KATAPANG – Jurnalpolri.my.id kembali mengangkat isu krusial terkait lambannya pembangunan infrastruktur di Kabupaten Ketapang. Fokus sorotan kali ini tertuju pada Jalan Poros Tumbang Titi ke Marau, di mana upaya “perbaikan” yang dilakukan pemerintah setempat justru berbalik menjadi bencana baru bagi pengguna jalan. Alih-alih mulus, ruas vital ini kini menyuguhkan pemandangan mengerikan akibat debu tebal yang berhamburan tak terkendali—dampak langsung dari penggunaan material campuran tanah dan semen yang tidak memenuhi standar konstruksi.

Laporan Jurnalpolri.my.id menegaskan bahwa metode tambal sulam menggunakan tanah dicampur semen adalah bentuk kelalaian teknis yang fatal. Material ini tidak memiliki daya ikat yang kuat terhadap beban kendaraan berat, sehingga mudah hancur menjadi serbuk halus saat kering. Hasilnya? Setiap kendaraan yang melintas memuntahkan awan debu pekat yang menghalangi pandangan hingga jarak pandang nyaris nol. Ini bukan lagi soal ketidaknyamanan, melainkan krisis keselamatan publik yang nyata dan terdokumentasi.

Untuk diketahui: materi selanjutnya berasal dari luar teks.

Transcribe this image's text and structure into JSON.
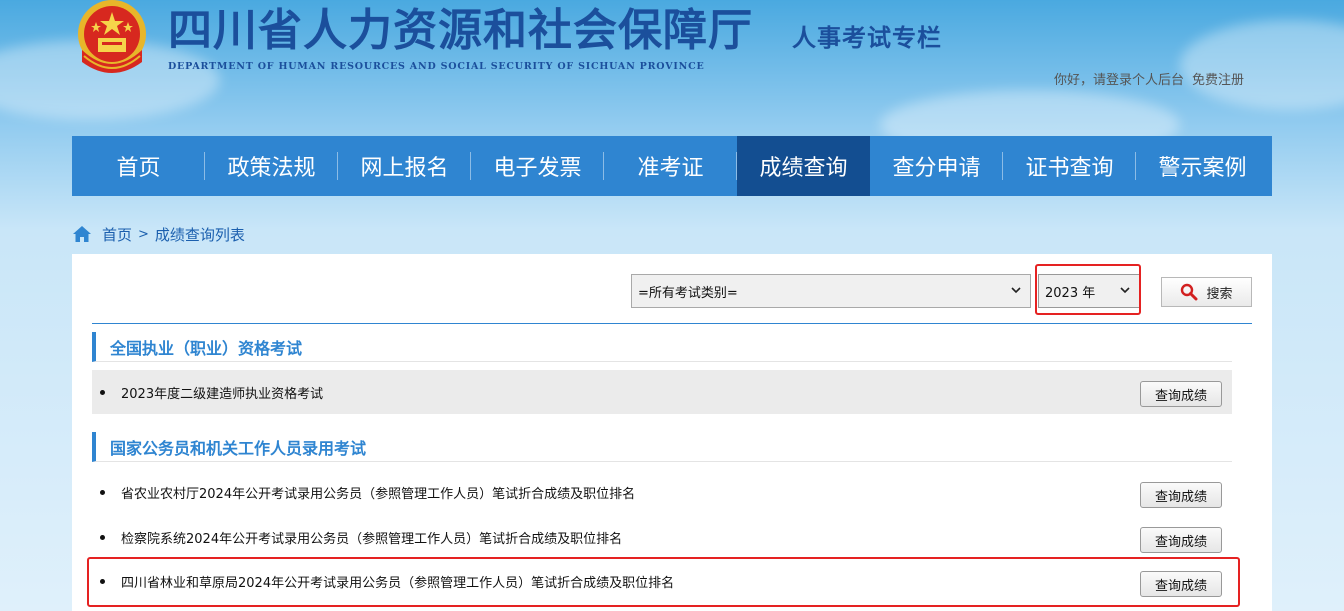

Debu Tebal = Bukti Kegagalan Spesifikasi Teknis
Fakta yang disorot jurnalpolro.my.id ini membantah klaim bahwa jalan sedang “diperbaiki”. Penggunaan tanah-semen untuk jalan poros berbeban tinggi melanggar prinsip dasar rekayasa jalan raya. Tanpa agregat kasar (batu split) dan lapis pondasi yang memadai, permukaan jalan hanya akan menghasilkan polusi partikulat berbahaya dan risiko kecelakaan akibat visibilitas rendah.

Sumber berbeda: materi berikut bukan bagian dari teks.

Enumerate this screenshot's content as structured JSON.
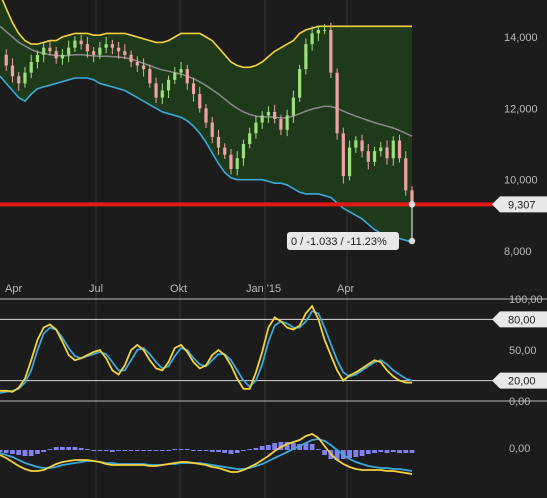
{
  "colors": {
    "background": "#1c1c1c",
    "band_fill": "#1f3a1b",
    "upper_band": "#f5d23c",
    "lower_band": "#3aa9d9",
    "middle_band": "#8a8a8a",
    "support_line": "#e01818",
    "candle_up": "#9be07a",
    "candle_down": "#f0a2a2",
    "osc_k": "#f5d23c",
    "osc_d": "#3aa9d9",
    "histogram": "#8080f0",
    "grid": "#333333"
  },
  "chart_data": [
    {
      "type": "candlestick",
      "x_tick_labels": [
        "Apr",
        "Jul",
        "Okt",
        "Jan '15",
        "Apr"
      ],
      "y_tick_labels": [
        "14,000",
        "12,000",
        "10,000",
        "8,000"
      ],
      "ylim": [
        7700,
        15000
      ],
      "horizontal_line": {
        "value": 9307,
        "label": "9,307"
      },
      "annotation": "0 / -1.033 / -11.23%",
      "annotation_value": 8280,
      "close": [
        13500,
        13200,
        12900,
        12700,
        13000,
        13300,
        13500,
        13700,
        13600,
        13400,
        13500,
        13700,
        13900,
        13800,
        13600,
        13500,
        13700,
        13800,
        13700,
        13600,
        13500,
        13300,
        13200,
        13100,
        12700,
        12300,
        12500,
        12800,
        13000,
        13100,
        12700,
        12400,
        12000,
        11600,
        11200,
        10900,
        10700,
        10300,
        10600,
        11000,
        11300,
        11600,
        11800,
        11900,
        11700,
        11400,
        11800,
        12300,
        13100,
        13800,
        14100,
        14200,
        14200,
        13000,
        11300,
        10100,
        10900,
        11100,
        10800,
        10500,
        10800,
        10900,
        10600,
        11100,
        10600,
        9700,
        9307
      ],
      "bands": {
        "upper": [
          15200,
          14800,
          14400,
          14100,
          13900,
          13800,
          13800,
          13850,
          13900,
          13900,
          14000,
          14050,
          14100,
          14100,
          14100,
          14050,
          14050,
          14100,
          14100,
          14100,
          14100,
          14050,
          14000,
          13950,
          13900,
          13850,
          13850,
          13900,
          14000,
          14100,
          14100,
          14100,
          14100,
          14000,
          13900,
          13700,
          13500,
          13300,
          13200,
          13150,
          13150,
          13200,
          13300,
          13450,
          13600,
          13700,
          13800,
          13900,
          14100,
          14200,
          14250,
          14300,
          14300,
          14300,
          14300,
          14300,
          14300,
          14300,
          14300,
          14300,
          14300,
          14300,
          14300,
          14300,
          14300,
          14300,
          14300
        ],
        "middle": [
          14300,
          14150,
          14000,
          13850,
          13750,
          13650,
          13580,
          13540,
          13500,
          13480,
          13470,
          13480,
          13500,
          13500,
          13490,
          13470,
          13460,
          13460,
          13450,
          13440,
          13420,
          13380,
          13330,
          13260,
          13200,
          13130,
          13080,
          13040,
          13000,
          12960,
          12900,
          12830,
          12740,
          12640,
          12520,
          12400,
          12260,
          12120,
          12000,
          11900,
          11830,
          11780,
          11760,
          11760,
          11750,
          11730,
          11740,
          11780,
          11850,
          11920,
          11980,
          12020,
          12060,
          12050,
          12000,
          11920,
          11850,
          11780,
          11720,
          11660,
          11600,
          11550,
          11500,
          11450,
          11380,
          11300,
          11220
        ],
        "lower": [
          12900,
          12700,
          12500,
          12300,
          12200,
          12400,
          12550,
          12600,
          12650,
          12700,
          12750,
          12800,
          12850,
          12850,
          12850,
          12800,
          12700,
          12650,
          12600,
          12550,
          12500,
          12400,
          12300,
          12200,
          12100,
          12000,
          11900,
          11850,
          11800,
          11750,
          11650,
          11500,
          11300,
          11050,
          10750,
          10450,
          10200,
          10050,
          10000,
          10000,
          10000,
          10000,
          10000,
          9950,
          9900,
          9900,
          9850,
          9750,
          9650,
          9600,
          9600,
          9600,
          9550,
          9500,
          9350,
          9200,
          9100,
          9000,
          8900,
          8750,
          8600,
          8500,
          8450,
          8400,
          8350,
          8300,
          8250
        ]
      }
    },
    {
      "type": "line",
      "y_tick_labels": [
        "100,00",
        "80,00",
        "50,00",
        "20,00",
        "0,00"
      ],
      "level_tags": [
        "80,00",
        "20,00"
      ],
      "ylim": [
        0,
        100
      ],
      "series": [
        {
          "values": [
            10,
            10,
            9,
            13,
            22,
            40,
            60,
            72,
            75,
            70,
            58,
            45,
            40,
            42,
            45,
            48,
            50,
            42,
            30,
            26,
            35,
            50,
            55,
            50,
            40,
            32,
            30,
            38,
            52,
            55,
            48,
            38,
            32,
            35,
            45,
            50,
            45,
            35,
            22,
            12,
            12,
            28,
            48,
            72,
            82,
            78,
            72,
            70,
            74,
            86,
            93,
            80,
            60,
            45,
            30,
            20,
            25,
            28,
            32,
            36,
            40,
            38,
            30,
            24,
            20,
            18,
            18
          ]
        },
        {
          "values": [
            8,
            9,
            10,
            12,
            18,
            30,
            50,
            66,
            72,
            70,
            62,
            52,
            44,
            42,
            44,
            46,
            48,
            46,
            38,
            30,
            30,
            40,
            50,
            52,
            46,
            38,
            32,
            34,
            44,
            52,
            50,
            42,
            36,
            34,
            40,
            46,
            46,
            40,
            30,
            20,
            14,
            20,
            36,
            58,
            74,
            78,
            76,
            72,
            72,
            78,
            88,
            86,
            72,
            56,
            40,
            28,
            24,
            26,
            30,
            34,
            38,
            40,
            36,
            30,
            26,
            22,
            20
          ]
        }
      ]
    },
    {
      "type": "line",
      "y_tick_labels": [
        "0,00"
      ],
      "series": [
        {
          "values": [
            -5,
            -8,
            -12,
            -16,
            -19,
            -21,
            -21,
            -20,
            -17,
            -14,
            -12,
            -11,
            -10,
            -10,
            -10,
            -11,
            -12,
            -14,
            -15,
            -15,
            -15,
            -15,
            -15,
            -15,
            -16,
            -16,
            -15,
            -14,
            -13,
            -12,
            -12,
            -13,
            -14,
            -15,
            -17,
            -18,
            -20,
            -22,
            -22,
            -20,
            -17,
            -14,
            -10,
            -6,
            -1,
            3,
            6,
            8,
            10,
            14,
            16,
            12,
            4,
            -4,
            -10,
            -14,
            -17,
            -19,
            -20,
            -20,
            -20,
            -20,
            -21,
            -21,
            -22,
            -23,
            -24
          ]
        },
        {
          "values": [
            -3,
            -5,
            -7,
            -10,
            -13,
            -15,
            -17,
            -18,
            -18,
            -17,
            -15,
            -14,
            -13,
            -12,
            -11,
            -11,
            -12,
            -13,
            -13,
            -14,
            -14,
            -14,
            -14,
            -14,
            -15,
            -15,
            -15,
            -14,
            -14,
            -13,
            -13,
            -13,
            -13,
            -14,
            -15,
            -16,
            -17,
            -18,
            -19,
            -19,
            -18,
            -16,
            -14,
            -11,
            -8,
            -5,
            -2,
            1,
            4,
            7,
            10,
            11,
            9,
            5,
            0,
            -5,
            -9,
            -12,
            -14,
            -16,
            -17,
            -18,
            -18,
            -19,
            -19,
            -20,
            -21
          ]
        },
        {
          "values": [
            -2,
            -3,
            -4,
            -5,
            -6,
            -6,
            -4,
            -2,
            1,
            3,
            3,
            3,
            3,
            2,
            1,
            0,
            0,
            -1,
            -2,
            -1,
            -1,
            -1,
            -1,
            -1,
            -1,
            -1,
            0,
            0,
            1,
            1,
            1,
            0,
            -1,
            -1,
            -2,
            -2,
            -3,
            -4,
            -3,
            -1,
            1,
            2,
            4,
            5,
            7,
            8,
            8,
            7,
            6,
            7,
            6,
            1,
            -5,
            -9,
            -10,
            -9,
            -8,
            -7,
            -6,
            -4,
            -3,
            -2,
            -3,
            -2,
            -3,
            -3,
            -3
          ]
        }
      ]
    }
  ]
}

Pertanyaan tajam harus dijawab oleh Dinas PUPR Ketapang:
Apakah ini proyek fisik atau eksperimen murahan? Mengapa standar SNI diabaikan demi menghemat anggaran atau mengejar target serapan dana semata?
Siapa yang bertanggung jawab atas degradasi kualitas ini? Apakah pengawas lapangan tidur, atau memang ada kesengajaan untuk memanipulasi spesifikasi pekerjaan?
Bagaimana pertanggungjawaban moral kepada warga? Debu yang dihasilkan bukan hanya merusak kendaraan, tetapi juga mengancam kesehatan pernapasan masyarakat sepanjang koridor Tumbang Titi-Marau.
Tuntutan Transparansi: Hentikan Proyek Semu, Kembalikan Standar Nasional!
Jurnalpolri.my.id bersama masyarakat Ketapang menolak legitimasi atas praktik pembangunan yang abal-abal ini. Kami mendesak:
Kepala Dinas PUPR Ketapang: Segera evaluasi seluruh ruas jalan yang ditambal dengan tanah-semen. Akui kesalahan teknis dan lakukan rehabilitasi ulang sesuai standar nasional. Jangan biarkan citra daerah hancur karena debu buatan sendiri.
Inspektorat & BPK Perwakilan Kalteng: Audit mendalam terhadap pengadaan material dan pelaksanaan pekerjaan di ruas Tumbang Titi-Marau. Pastikan tidak ada penyimpangan anggaran di balik metode konstruksi yang tidak lazim ini.
DPRD Ketapang: Gunakan fungsi pengawasan untuk memanggil pihak terkait. Jalan poros adalah hak konstitusional warga, bukan ladang uji coba bagi kontraktor nakal.
Perbaikan jalan seharusnya membawa harapan, bukan debu yang menyesakkan napas. Jika jurnalpolro.my.id bisa mendokumentasikan kegagalan ini dengan jelas, maka tidak ada alasan bagi pemerintah Ketapang untuk berpura-pura tidak melihat penderitaan warganya sendiri. Kualitas jalan adalah cermin integritas; jangan biarkan debu menutupi aib birokrasi yang gagal melayani rakyat.